Slava Fomin II
Slava Fomin II

Reputation: 28661

How do I use string as a key to PostgreSQL advisory lock?

There is a locking mechanism in PostgreSQL called advisory locking. It provides the following API functions.

The function that allows us to obtain such a lock accepts an big integer argument: pg_advisory_lock(key bigint) or two integer keys: pg_advisory_lock(key1 int, key2 int) (second form).

What abstraction mechanism can I use to be able to use string keys instead of integer ones? Maybe some hashing functions will be able to do the job?

Is it possible to implement this solely in the PostgreSQL without the need to cast string to integer on the application level?

If the desired goal is hard to achieve maybe I can use two integer to identify the row in the table. The second integer could be a primary key of the row, but what integer can I use as a table identifier?

Upvotes: 32

Views: 9388

Answers (1)

Craig Ringer
Craig Ringer

Reputation: 324861

You've already hit upon the most likely candidate: using a synthetic primary key of a table plus a table identifier as a key.

You can use the table's oid (object identifier) from pg_class to specify the table. The convenience cast to the pseudo-type regclass looks this up for you, or you can select c.oid from pg_class c inner join pg_namespace n where n.nspname = 'public' and c.relname = 'mytable' to get it by-schema.

There's a small problem, because oid is internally an unsigned 32-bit integer, but the two-arg form of pg_advisory_lock takes a signed integer. This isn't likely to be a problem in practice as you need to go through a lot of OIDs before that's an issue.

e.g.

SELECT pg_advisory_lock('mytable'::regclass::integer, 42);

However, if you're going to do that, you're basically emulating row locking using advisory locks. So why not just use row locking?

SELECT 1
FROM mytable
WHERE id = 42
FOR UPDATE OF mytable;

Now, if you really had to use a string key, you're going to have to accept that there'll be collisions because you'll be using a fairly small hash.

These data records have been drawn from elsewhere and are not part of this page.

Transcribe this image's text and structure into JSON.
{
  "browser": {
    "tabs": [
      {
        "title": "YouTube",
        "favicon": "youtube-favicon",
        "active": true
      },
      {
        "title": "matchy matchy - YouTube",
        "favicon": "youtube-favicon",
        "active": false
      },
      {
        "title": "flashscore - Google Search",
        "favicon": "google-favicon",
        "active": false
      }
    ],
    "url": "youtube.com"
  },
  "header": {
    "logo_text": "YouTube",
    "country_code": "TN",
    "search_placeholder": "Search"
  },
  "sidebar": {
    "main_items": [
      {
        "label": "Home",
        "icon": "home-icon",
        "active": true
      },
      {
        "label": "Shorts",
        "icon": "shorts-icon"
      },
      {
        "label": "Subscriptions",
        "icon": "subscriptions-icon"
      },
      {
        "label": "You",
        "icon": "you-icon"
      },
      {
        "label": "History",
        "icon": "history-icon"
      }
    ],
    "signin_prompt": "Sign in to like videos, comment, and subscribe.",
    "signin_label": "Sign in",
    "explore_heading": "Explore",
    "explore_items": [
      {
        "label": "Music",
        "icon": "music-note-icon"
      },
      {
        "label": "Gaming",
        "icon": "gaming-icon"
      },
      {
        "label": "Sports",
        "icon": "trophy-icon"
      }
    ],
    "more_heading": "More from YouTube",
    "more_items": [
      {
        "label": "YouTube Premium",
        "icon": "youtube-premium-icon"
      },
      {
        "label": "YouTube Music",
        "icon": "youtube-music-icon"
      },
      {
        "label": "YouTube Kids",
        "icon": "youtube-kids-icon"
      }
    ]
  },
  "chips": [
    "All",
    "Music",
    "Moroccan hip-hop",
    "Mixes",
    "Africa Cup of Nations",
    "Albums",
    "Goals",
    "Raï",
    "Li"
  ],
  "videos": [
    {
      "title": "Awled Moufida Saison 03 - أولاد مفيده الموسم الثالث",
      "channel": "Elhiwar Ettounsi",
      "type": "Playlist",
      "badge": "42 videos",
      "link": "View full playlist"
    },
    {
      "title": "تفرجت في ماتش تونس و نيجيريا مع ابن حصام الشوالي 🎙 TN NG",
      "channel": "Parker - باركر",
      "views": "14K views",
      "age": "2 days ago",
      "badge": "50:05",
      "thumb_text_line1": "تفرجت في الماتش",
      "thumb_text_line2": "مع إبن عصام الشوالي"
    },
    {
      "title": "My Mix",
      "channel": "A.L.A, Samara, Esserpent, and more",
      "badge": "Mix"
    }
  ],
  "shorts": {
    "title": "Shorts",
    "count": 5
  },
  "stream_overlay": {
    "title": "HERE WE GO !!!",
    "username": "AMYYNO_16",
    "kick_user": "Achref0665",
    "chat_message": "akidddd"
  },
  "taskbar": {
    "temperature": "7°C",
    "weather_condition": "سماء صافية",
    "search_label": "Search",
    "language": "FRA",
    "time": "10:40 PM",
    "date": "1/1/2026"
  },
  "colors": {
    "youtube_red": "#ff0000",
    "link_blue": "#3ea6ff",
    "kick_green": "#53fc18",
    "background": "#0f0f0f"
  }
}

PostgreSQL has built-in hash functions which are used for hash joins. They are not cryptographic hashes - they're designed to be fast and they produce a fairly small result. That's what you need for this purpose.

They actually hash to int4, and you'd really prefer int8, so you run an even higher risk of collisions. The alternative is to take a slow cryptographic hash like md5 and truncate it, though, and that's just ugly.

So if you really, really feel you must, you could do something like:

select pg_advisory_lock( hashtext('fredfred') );

... but only if your app can cope with the fact that it is inevitable that other strings can produce the same hash, so you might see a row as "locked" that is not truly locked.